Steve McQueen beim Artist Talk des Film Festival Cologne. Fotos: Werner Busch

Mit dem Hollywood Reporter Award wurde der französische Ausnahme-Regisseur Gaspar Noé für seinen neuen Film „Vortex“ geehrt, in dem Horror-Legende Dario Argento mit 80 Jahren seine erste Hauptrolle spielte. Der phoenix-Preis für den besten Dokumentarfilm ging an Phil Grabsky für „My Childhood, My Country“, der einen jungen Afghanen über 20 Jahre beim Erwachsenwerden in den Zeiten von Taliban und des War on Terror porträtiert. Darüber hinaus wurde der International Actors Award an den Schauspieler Albrecht Schuch (u. a. „Lieber Thomas“ & „Berlin Alexanderplatz“) verliehen.

Erst am Abend enthüllt wurden die Preisträger:innen des Filmpreis NRW. Hierfür waren acht Spielfilme und vier Dokumentarfilme nominiert, die in der Reihe „Made in NRW“ im Rahmen des Festivalprogramms zu sehen waren.

Die Jury entschied sich für den Dokumentarfilm „Auf Anfang“ der Regisseure Georg Nonnenmacher und Mike Schlömer. Der Film proträtiert einen verurteilten Mörder, der nach beinahe 30 Jahren aus dem Gefängnis entlassen wird. Auf der Bühne dankten die beiden Filmemacher besonders ihrer Editorin Yana Höhnerbach, die das umfangreiche und vielschichtige Material mit ihrer Montage gestaltet hatte.

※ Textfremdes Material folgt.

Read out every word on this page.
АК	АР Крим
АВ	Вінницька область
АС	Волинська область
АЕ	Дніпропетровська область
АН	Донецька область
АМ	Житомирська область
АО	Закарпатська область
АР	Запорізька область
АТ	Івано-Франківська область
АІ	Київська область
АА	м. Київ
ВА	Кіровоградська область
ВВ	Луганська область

Immer gut gelaunt: Gaspar Noé im Artist Talk. Foto: Werner Busch

Die Jurybegründung: „Nach 28 Jahren Haft wegen Mordes in der Jugend hat ein Mann zum ersten Mal Aussicht auf ein Leben in Freiheit, dem er entgegenfiebert und auf das er sich mit wohlwollender Unterstützung lange vorbereitet. Doch seine Erwartungen erweisen sich als wenig kompatibel mit den Anforderungen der Realität da draußen. Ein Film über die Traumata der Vergangenheit, zweite Chancen und ein Justizsystem, das trotz aller Sorgfalt mit seinem Ziel der Resozialisierung an Grenzen stößt. Die Filmemacher führen ihren Protagonisten nicht vor, sondern nehmen ihn in seiner Widersprüchlichkeit ernst.“ Der Filmpreis NRW wurde zum fünften Mal vergeben. Alle nominierten Filme sind in NRW gedreht, von NRW‐Produzent:innen realisiert oder von NRW‐Regisseur:innen inszeniert worden. Träger des mit 20.000 Euro dotierten Preises sind das Land Nordrhein‐Westfalen, die Stadt Köln und die Film‐ und Medienstiftung NRW.